Additionally, Fitch commented on the adoption of a central bank digital currency, or CBDC, in Russia, saying that “[the digital ruble] should increase the authorities’ capacity to monitor and manage financial flows, which might otherwise be eroded by the growth of cryptocurrency transactions.” The report also clarified that a primary motive for the CBR proposing harsh cryptocurrency restrictions might be to reduce competition against its upcoming CBDC.

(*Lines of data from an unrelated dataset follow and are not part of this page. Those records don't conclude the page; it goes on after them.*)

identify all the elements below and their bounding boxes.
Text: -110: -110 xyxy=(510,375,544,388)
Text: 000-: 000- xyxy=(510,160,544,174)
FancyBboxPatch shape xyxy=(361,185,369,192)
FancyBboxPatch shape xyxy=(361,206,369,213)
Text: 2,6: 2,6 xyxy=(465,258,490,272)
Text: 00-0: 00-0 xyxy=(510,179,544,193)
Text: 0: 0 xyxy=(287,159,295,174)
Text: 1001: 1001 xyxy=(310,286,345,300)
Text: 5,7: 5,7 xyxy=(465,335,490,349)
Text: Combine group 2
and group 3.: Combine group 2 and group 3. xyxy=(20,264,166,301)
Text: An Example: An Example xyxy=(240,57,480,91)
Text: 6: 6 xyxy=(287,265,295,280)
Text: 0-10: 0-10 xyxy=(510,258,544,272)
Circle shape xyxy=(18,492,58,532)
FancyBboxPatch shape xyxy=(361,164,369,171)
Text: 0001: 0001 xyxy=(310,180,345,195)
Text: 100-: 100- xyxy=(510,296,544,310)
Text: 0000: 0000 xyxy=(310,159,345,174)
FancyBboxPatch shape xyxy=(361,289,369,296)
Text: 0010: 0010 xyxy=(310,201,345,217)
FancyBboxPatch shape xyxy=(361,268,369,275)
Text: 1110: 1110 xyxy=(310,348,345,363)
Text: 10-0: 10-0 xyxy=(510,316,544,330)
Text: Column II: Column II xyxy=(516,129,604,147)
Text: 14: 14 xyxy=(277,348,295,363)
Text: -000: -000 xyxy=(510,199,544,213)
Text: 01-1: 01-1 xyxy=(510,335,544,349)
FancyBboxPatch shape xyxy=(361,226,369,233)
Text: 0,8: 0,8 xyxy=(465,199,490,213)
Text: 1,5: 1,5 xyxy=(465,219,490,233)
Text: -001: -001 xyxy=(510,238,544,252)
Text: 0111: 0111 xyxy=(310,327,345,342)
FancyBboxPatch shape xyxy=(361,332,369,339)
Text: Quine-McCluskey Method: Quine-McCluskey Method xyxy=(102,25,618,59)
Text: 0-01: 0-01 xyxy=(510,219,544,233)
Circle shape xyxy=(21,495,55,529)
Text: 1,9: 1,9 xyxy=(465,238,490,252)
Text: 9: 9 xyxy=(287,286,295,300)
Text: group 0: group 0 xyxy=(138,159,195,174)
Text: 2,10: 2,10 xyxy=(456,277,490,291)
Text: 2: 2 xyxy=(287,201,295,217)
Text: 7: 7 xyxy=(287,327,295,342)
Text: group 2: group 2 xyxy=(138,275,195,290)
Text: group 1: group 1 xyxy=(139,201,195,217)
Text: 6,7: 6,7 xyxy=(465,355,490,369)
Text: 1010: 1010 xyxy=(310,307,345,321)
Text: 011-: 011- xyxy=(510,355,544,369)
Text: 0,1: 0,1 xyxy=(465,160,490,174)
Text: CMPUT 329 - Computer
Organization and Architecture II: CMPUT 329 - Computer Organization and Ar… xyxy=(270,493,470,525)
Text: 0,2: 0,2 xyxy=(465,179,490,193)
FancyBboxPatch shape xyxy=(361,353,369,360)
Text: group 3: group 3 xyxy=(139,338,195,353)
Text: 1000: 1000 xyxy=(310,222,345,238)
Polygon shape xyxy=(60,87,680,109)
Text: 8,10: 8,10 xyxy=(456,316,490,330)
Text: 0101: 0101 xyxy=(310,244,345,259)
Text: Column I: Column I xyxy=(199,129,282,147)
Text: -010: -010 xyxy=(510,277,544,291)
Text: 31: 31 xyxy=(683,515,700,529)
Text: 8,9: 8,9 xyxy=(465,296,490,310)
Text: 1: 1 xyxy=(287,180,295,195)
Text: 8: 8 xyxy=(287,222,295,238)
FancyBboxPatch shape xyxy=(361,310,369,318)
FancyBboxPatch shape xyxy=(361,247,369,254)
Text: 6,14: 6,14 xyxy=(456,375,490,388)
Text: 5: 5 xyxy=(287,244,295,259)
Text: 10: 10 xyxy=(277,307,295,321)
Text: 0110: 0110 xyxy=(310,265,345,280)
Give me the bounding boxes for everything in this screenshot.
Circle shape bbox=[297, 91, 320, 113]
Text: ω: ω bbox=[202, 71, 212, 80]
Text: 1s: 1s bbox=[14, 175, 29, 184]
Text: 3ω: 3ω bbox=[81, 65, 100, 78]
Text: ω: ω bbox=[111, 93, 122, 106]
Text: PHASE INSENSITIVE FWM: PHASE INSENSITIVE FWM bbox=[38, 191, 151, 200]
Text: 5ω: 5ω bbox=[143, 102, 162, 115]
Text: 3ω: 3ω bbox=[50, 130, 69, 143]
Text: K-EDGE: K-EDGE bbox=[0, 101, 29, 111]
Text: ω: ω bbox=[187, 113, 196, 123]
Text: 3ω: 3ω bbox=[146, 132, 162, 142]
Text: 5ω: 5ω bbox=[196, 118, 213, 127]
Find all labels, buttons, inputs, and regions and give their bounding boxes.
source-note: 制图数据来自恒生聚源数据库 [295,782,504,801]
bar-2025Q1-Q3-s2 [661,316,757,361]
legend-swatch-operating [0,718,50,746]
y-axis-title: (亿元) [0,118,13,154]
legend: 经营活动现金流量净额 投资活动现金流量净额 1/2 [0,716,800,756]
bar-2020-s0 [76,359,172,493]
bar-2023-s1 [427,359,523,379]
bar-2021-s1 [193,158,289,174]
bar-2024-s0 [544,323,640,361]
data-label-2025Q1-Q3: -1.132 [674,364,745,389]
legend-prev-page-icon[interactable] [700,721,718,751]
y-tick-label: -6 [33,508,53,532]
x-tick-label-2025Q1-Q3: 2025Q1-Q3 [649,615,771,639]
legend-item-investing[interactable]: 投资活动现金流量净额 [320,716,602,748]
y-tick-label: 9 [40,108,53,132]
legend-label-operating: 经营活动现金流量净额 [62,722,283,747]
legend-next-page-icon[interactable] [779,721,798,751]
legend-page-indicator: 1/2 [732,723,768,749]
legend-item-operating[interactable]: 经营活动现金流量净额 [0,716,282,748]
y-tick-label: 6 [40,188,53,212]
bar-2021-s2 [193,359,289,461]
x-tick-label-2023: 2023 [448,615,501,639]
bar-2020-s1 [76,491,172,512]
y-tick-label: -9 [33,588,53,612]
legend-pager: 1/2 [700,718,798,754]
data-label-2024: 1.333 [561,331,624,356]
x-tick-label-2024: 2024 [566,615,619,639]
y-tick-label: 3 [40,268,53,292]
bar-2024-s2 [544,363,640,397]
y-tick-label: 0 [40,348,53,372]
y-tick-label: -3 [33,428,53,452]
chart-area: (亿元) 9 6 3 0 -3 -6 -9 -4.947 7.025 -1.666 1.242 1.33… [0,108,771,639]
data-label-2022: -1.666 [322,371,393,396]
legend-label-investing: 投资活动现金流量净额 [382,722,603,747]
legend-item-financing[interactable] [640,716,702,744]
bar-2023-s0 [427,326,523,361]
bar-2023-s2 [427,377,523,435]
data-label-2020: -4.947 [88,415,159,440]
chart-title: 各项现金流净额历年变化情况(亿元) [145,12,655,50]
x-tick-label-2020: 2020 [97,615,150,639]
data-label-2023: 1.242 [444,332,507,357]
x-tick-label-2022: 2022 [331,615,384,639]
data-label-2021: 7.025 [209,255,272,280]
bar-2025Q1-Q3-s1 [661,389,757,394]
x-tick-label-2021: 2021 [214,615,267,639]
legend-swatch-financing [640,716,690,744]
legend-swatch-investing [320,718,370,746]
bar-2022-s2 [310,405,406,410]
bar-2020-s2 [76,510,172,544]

Like India, Russia’s crypto regulatory environment has been chaotic lately, with policymakers frequently oscillating between an outright ban on digital currencies versus calling for an established regulatory framework. At the same time, even former Russian president Dmitry Medvedev offered his comments on the crypto ban proposal as reported by local news outlet rbc.ru on Friday, and translated by Cointelegraph:
“I’ll say it frankly — when they try to ban something, it very often leads to the opposite result of what is intended. But the position of the Central Bank has, of course, its own reasons, which are also known to everyone.”